Le jeune homme se leva brusquement, bouleversé.
— Comment ça ? Qu'est-ce que tu en sais ?
— Andromeda Black a été reniée par sa famille lorsqu'elle a épousé un né-Moldu, Ted Tonks, un Poufsouffle de la même année qu'elle. Elle a eu une fille avec lui, Nymphadora Tonks. Celle-ci a d'ailleurs épousé Remus Lupin.
— Euh... Le Maraudeur loup-garou ? s'exclama-t-il, complètement perdu.
— Exactement. Ainsi, Nymphadora Tonks était la cousine germaine de ton père et son fils Teddy Lupin est donc ton cousin. C'est aussi le filleul de mon père.
Bouche bée, le jeune homme fixa sa petite amie sans réagir. Encore sous le choc, il finit par s'asseoir face à elle et dit d'une voix cassée :
— Ça fait longtemps que tu es au courant ?
— Albus m'a montré ton nom sur la tapisserie durant les vacances de Noël. Je ne l'avais jamais remarqué avant. Et Granny ne parle quasiment jamais de ses sœurs.
— Granny ?
— C'est comme ça que nous appelons Andromeda Tonks. Elle est une grand-mère de cœur, pour mes frères et moi, comme Teddy est notre frère de cœur.
Brusquement, il se mit à rire et serra la jeune fille contre lui.
— Tu es une fille incroyable, Lily ! Je n'aurais jamais imaginé qu'un jour ma petite amie m'apprenne que j'avais de la famille inconnue ! Et encore moins qu'elle en soit si proche !
Elle joignit son rire au sien puis il redevint sérieux.
— J'aimerais vraiment beaucoup les rencontrer, en tout cas.

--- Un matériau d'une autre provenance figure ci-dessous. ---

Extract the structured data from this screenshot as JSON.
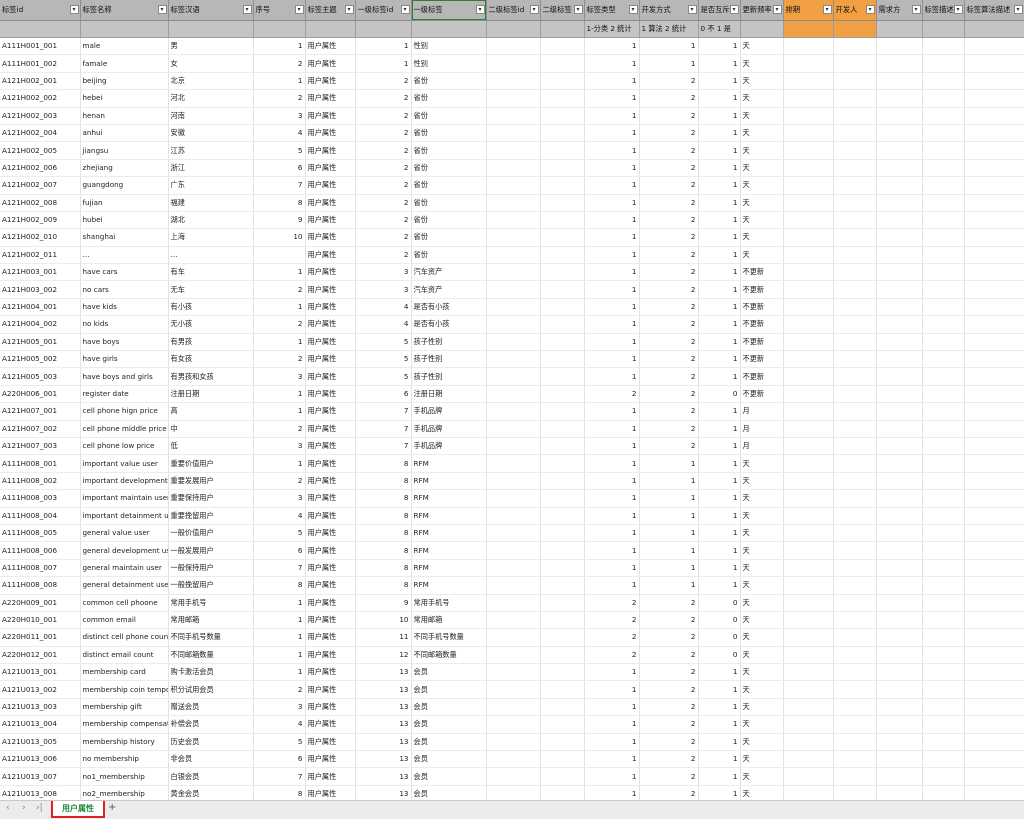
{
  "headers": [
    {
      "label": "标签id"
    },
    {
      "label": "标签名称"
    },
    {
      "label": "标签汉语"
    },
    {
      "label": "序号"
    },
    {
      "label": "标签主题"
    },
    {
      "label": "一级标签id"
    },
    {
      "label": "一级标签",
      "selected": true
    },
    {
      "label": "二级标签id"
    },
    {
      "label": "二级标签"
    },
    {
      "label": "标签类型"
    },
    {
      "label": "开发方式"
    },
    {
      "label": "是否互斥"
    },
    {
      "label": "更新频率"
    },
    {
      "label": "排期",
      "orange": true
    },
    {
      "label": "开发人",
      "orange": true
    },
    {
      "label": "需求方"
    },
    {
      "label": "标签描述"
    },
    {
      "label": "标签算法描述"
    }
  ],
  "subheader": {
    "type": "1-分类 2 统计",
    "dev": "1 算法 2 统计",
    "excl": "0 不 1 是"
  },
  "rows": [
    [
      "A111H001_001",
      "male",
      "男",
      "1",
      "用户属性",
      "1",
      "性别",
      "1",
      "1",
      "1",
      "天"
    ],
    [
      "A111H001_002",
      "famale",
      "女",
      "2",
      "用户属性",
      "1",
      "性别",
      "1",
      "1",
      "1",
      "天"
    ],
    [
      "A121H002_001",
      "beijing",
      "北京",
      "1",
      "用户属性",
      "2",
      "省份",
      "1",
      "2",
      "1",
      "天"
    ],
    [
      "A121H002_002",
      "hebei",
      "河北",
      "2",
      "用户属性",
      "2",
      "省份",
      "1",
      "2",
      "1",
      "天"
    ],
    [
      "A121H002_003",
      "henan",
      "河南",
      "3",
      "用户属性",
      "2",
      "省份",
      "1",
      "2",
      "1",
      "天"
    ],
    [
      "A121H002_004",
      "anhui",
      "安徽",
      "4",
      "用户属性",
      "2",
      "省份",
      "1",
      "2",
      "1",
      "天"
    ],
    [
      "A121H002_005",
      "jiangsu",
      "江苏",
      "5",
      "用户属性",
      "2",
      "省份",
      "1",
      "2",
      "1",
      "天"
    ],
    [
      "A121H002_006",
      "zhejiang",
      "浙江",
      "6",
      "用户属性",
      "2",
      "省份",
      "1",
      "2",
      "1",
      "天"
    ],
    [
      "A121H002_007",
      "guangdong",
      "广东",
      "7",
      "用户属性",
      "2",
      "省份",
      "1",
      "2",
      "1",
      "天"
    ],
    [
      "A121H002_008",
      "fujian",
      "福建",
      "8",
      "用户属性",
      "2",
      "省份",
      "1",
      "2",
      "1",
      "天"
    ],
    [
      "A121H002_009",
      "hubei",
      "湖北",
      "9",
      "用户属性",
      "2",
      "省份",
      "1",
      "2",
      "1",
      "天"
    ],
    [
      "A121H002_010",
      "shanghai",
      "上海",
      "10",
      "用户属性",
      "2",
      "省份",
      "1",
      "2",
      "1",
      "天"
    ],
    [
      "A121H002_011",
      "…",
      "…",
      "",
      "用户属性",
      "2",
      "省份",
      "1",
      "2",
      "1",
      "天"
    ],
    [
      "A121H003_001",
      "have cars",
      "有车",
      "1",
      "用户属性",
      "3",
      "汽车资产",
      "1",
      "2",
      "1",
      "不更新"
    ],
    [
      "A121H003_002",
      "no cars",
      "无车",
      "2",
      "用户属性",
      "3",
      "汽车资产",
      "1",
      "2",
      "1",
      "不更新"
    ],
    [
      "A121H004_001",
      "have kids",
      "有小孩",
      "1",
      "用户属性",
      "4",
      "是否有小孩",
      "1",
      "2",
      "1",
      "不更新"
    ],
    [
      "A121H004_002",
      "no kids",
      "无小孩",
      "2",
      "用户属性",
      "4",
      "是否有小孩",
      "1",
      "2",
      "1",
      "不更新"
    ],
    [
      "A121H005_001",
      "have boys",
      "有男孩",
      "1",
      "用户属性",
      "5",
      "孩子性别",
      "1",
      "2",
      "1",
      "不更新"
    ],
    [
      "A121H005_002",
      "have girls",
      "有女孩",
      "2",
      "用户属性",
      "5",
      "孩子性别",
      "1",
      "2",
      "1",
      "不更新"
    ],
    [
      "A121H005_003",
      "have boys and girls",
      "有男孩和女孩",
      "3",
      "用户属性",
      "5",
      "孩子性别",
      "1",
      "2",
      "1",
      "不更新"
    ],
    [
      "A220H006_001",
      "register date",
      "注册日期",
      "1",
      "用户属性",
      "6",
      "注册日期",
      "2",
      "2",
      "0",
      "不更新"
    ],
    [
      "A121H007_001",
      "cell phone hign price",
      "高",
      "1",
      "用户属性",
      "7",
      "手机品牌",
      "1",
      "2",
      "1",
      "月"
    ],
    [
      "A121H007_002",
      "cell phone middle price",
      "中",
      "2",
      "用户属性",
      "7",
      "手机品牌",
      "1",
      "2",
      "1",
      "月"
    ],
    [
      "A121H007_003",
      "cell phone low price",
      "低",
      "3",
      "用户属性",
      "7",
      "手机品牌",
      "1",
      "2",
      "1",
      "月"
    ],
    [
      "A111H008_001",
      "important value user",
      "重要价值用户",
      "1",
      "用户属性",
      "8",
      "RFM",
      "1",
      "1",
      "1",
      "天"
    ],
    [
      "A111H008_002",
      "important development user",
      "重要发展用户",
      "2",
      "用户属性",
      "8",
      "RFM",
      "1",
      "1",
      "1",
      "天"
    ],
    [
      "A111H008_003",
      "important maintain user",
      "重要保持用户",
      "3",
      "用户属性",
      "8",
      "RFM",
      "1",
      "1",
      "1",
      "天"
    ],
    [
      "A111H008_004",
      "important detainment user",
      "重要挽留用户",
      "4",
      "用户属性",
      "8",
      "RFM",
      "1",
      "1",
      "1",
      "天"
    ],
    [
      "A111H008_005",
      "general value user",
      "一般价值用户",
      "5",
      "用户属性",
      "8",
      "RFM",
      "1",
      "1",
      "1",
      "天"
    ],
    [
      "A111H008_006",
      "general development user",
      "一般发展用户",
      "6",
      "用户属性",
      "8",
      "RFM",
      "1",
      "1",
      "1",
      "天"
    ],
    [
      "A111H008_007",
      "general maintain user",
      "一般保持用户",
      "7",
      "用户属性",
      "8",
      "RFM",
      "1",
      "1",
      "1",
      "天"
    ],
    [
      "A111H008_008",
      "general detainment user",
      "一般挽留用户",
      "8",
      "用户属性",
      "8",
      "RFM",
      "1",
      "1",
      "1",
      "天"
    ],
    [
      "A220H009_001",
      "common cell phoone",
      "常用手机号",
      "1",
      "用户属性",
      "9",
      "常用手机号",
      "2",
      "2",
      "0",
      "天"
    ],
    [
      "A220H010_001",
      "common email",
      "常用邮箱",
      "1",
      "用户属性",
      "10",
      "常用邮箱",
      "2",
      "2",
      "0",
      "天"
    ],
    [
      "A220H011_001",
      "distinct cell phone count",
      "不同手机号数量",
      "1",
      "用户属性",
      "11",
      "不同手机号数量",
      "2",
      "2",
      "0",
      "天"
    ],
    [
      "A220H012_001",
      "distinct email count",
      "不同邮箱数量",
      "1",
      "用户属性",
      "12",
      "不同邮箱数量",
      "2",
      "2",
      "0",
      "天"
    ],
    [
      "A121U013_001",
      "membership card",
      "购卡激活会员",
      "1",
      "用户属性",
      "13",
      "会员",
      "1",
      "2",
      "1",
      "天"
    ],
    [
      "A121U013_002",
      "membership coin temporary",
      "积分试用会员",
      "2",
      "用户属性",
      "13",
      "会员",
      "1",
      "2",
      "1",
      "天"
    ],
    [
      "A121U013_003",
      "membership gift",
      "赠送会员",
      "3",
      "用户属性",
      "13",
      "会员",
      "1",
      "2",
      "1",
      "天"
    ],
    [
      "A121U013_004",
      "membership compensate",
      "补偿会员",
      "4",
      "用户属性",
      "13",
      "会员",
      "1",
      "2",
      "1",
      "天"
    ],
    [
      "A121U013_005",
      "membership history",
      "历史会员",
      "5",
      "用户属性",
      "13",
      "会员",
      "1",
      "2",
      "1",
      "天"
    ],
    [
      "A121U013_006",
      "no membership",
      "非会员",
      "6",
      "用户属性",
      "13",
      "会员",
      "1",
      "2",
      "1",
      "天"
    ],
    [
      "A121U013_007",
      "no1_membership",
      "白银会员",
      "7",
      "用户属性",
      "13",
      "会员",
      "1",
      "2",
      "1",
      "天"
    ],
    [
      "A121U013_008",
      "no2_membership",
      "黄金会员",
      "8",
      "用户属性",
      "13",
      "会员",
      "1",
      "2",
      "1",
      "天"
    ]
  ],
  "sheet_tab": "用户属性",
  "nav_icons": [
    "first-sheet-icon",
    "prev-sheet-icon",
    "next-sheet-icon",
    "last-sheet-icon"
  ]
}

Enfin, s'ils veulent bien faire ma connaissance...
Lily lui fit un large sourire et lui dit :
— Je suis sûre qu'ils seront très heureux de connaître le jeune homme que tu es, Scorpius.

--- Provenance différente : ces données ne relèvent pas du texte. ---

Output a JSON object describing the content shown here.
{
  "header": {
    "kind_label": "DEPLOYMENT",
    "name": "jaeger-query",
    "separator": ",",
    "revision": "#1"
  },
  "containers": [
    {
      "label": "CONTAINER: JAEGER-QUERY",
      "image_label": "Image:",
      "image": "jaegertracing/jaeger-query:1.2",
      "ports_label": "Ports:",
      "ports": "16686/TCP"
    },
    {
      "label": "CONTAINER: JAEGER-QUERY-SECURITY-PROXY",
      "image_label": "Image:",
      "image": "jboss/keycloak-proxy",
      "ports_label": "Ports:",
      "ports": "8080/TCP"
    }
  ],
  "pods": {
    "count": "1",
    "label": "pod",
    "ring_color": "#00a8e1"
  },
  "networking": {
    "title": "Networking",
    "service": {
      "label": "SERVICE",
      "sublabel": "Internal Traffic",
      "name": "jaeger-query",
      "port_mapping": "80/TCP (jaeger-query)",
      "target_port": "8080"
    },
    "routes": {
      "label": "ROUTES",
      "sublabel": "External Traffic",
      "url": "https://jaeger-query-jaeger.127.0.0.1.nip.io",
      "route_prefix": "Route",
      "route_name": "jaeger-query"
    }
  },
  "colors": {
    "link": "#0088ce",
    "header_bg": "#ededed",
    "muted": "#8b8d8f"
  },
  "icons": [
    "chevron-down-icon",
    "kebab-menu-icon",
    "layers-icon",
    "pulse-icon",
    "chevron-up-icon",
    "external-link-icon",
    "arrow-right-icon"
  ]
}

Il parut rasséréné. Les deux jeunes gens s'embrassèrent. Le Serpentard se souvint brusquement de ce qu'elle avait dit plus tôt.
— Et Sirius Black... le parrain de ton père, c'est bien ça ?

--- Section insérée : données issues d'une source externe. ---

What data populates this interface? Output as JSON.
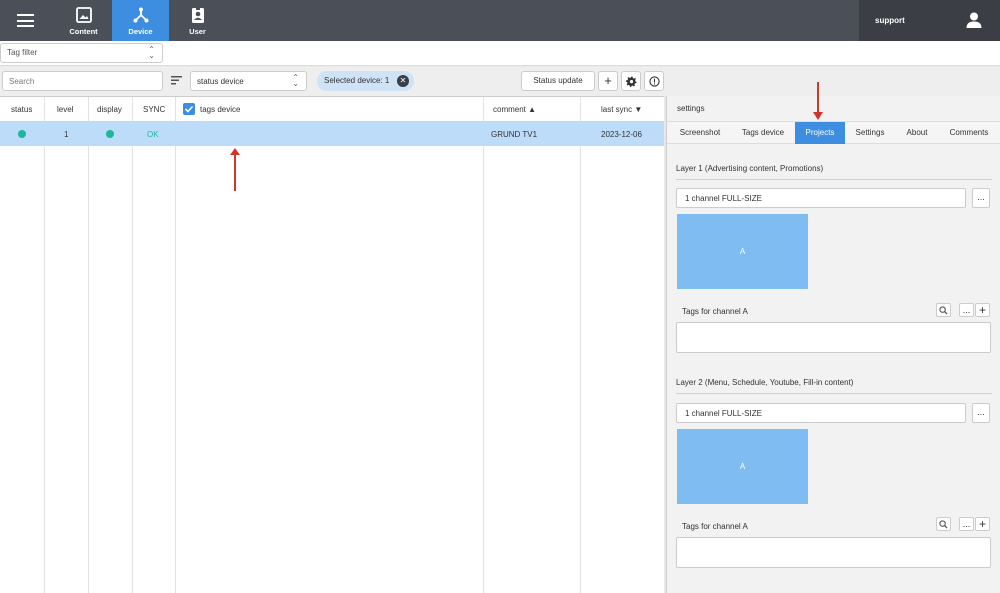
{
  "nav": {
    "tabs": [
      {
        "label": "Content",
        "icon": "image-icon"
      },
      {
        "label": "Device",
        "icon": "network-icon"
      },
      {
        "label": "User",
        "icon": "id-badge-icon"
      }
    ],
    "user": {
      "name": "support",
      "icon": "person-icon"
    }
  },
  "filters": {
    "tag_filter": "Tag filter",
    "search_placeholder": "Search",
    "status_select": "status device",
    "selected_chip": "Selected device: 1",
    "status_update": "Status update",
    "add": "+",
    "more": "..."
  },
  "table": {
    "headers": {
      "status": "status",
      "level": "level",
      "display": "display",
      "sync": "SYNC",
      "tags": "tags device",
      "comment": "comment ▲",
      "last_sync": "last sync ▼"
    },
    "rows": [
      {
        "status_color": "#1fb89a",
        "level": "1",
        "display_color": "#1fb89a",
        "sync": "OK",
        "tags": "",
        "comment": "GRUND TV1",
        "last_sync": "2023-12-06"
      }
    ]
  },
  "panel": {
    "title": "settings",
    "tabs": [
      "Screenshot",
      "Tags device",
      "Projects",
      "Settings",
      "About",
      "Comments"
    ],
    "active_tab": "Projects",
    "layers": [
      {
        "title": "Layer 1 (Advertising content, Promotions)",
        "mode": "1 channel FULL-SIZE",
        "channel": "A",
        "tags_label": "Tags for channel A"
      },
      {
        "title": "Layer 2 (Menu, Schedule, Youtube, Fill-in content)",
        "mode": "1 channel FULL-SIZE",
        "channel": "A",
        "tags_label": "Tags for channel A"
      }
    ]
  },
  "colors": {
    "topbar": "#4a4f58",
    "accent": "#3d8ee0",
    "selected_row": "#bcdcf9",
    "channel_fill": "#7fbcf2",
    "status_ok": "#1fb89a",
    "annotation_arrow": "#d0362b"
  }
}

Elle opina tandis qu'il continuait :
— Qui était-il, par rapport à moi ?
— C'était un cousin germain de ta grand-mère.
Il hocha la tête en souriant et continua à l'écouter.
— Mais sa cousine préférée était Andromeda. J'ai d'ailleurs toujours trouvé très amusant qu'un des Maraudeurs ait épousé la fille de la cousine d'un autre !
Il rit puis lui demanda :
— Ils avaient une grande différence d'âge, alors ?
— Non, douze ans seulement. Sirius était plus jeune que ses cousines.
Ils discutèrent encore un moment des Maraudeurs et des Black.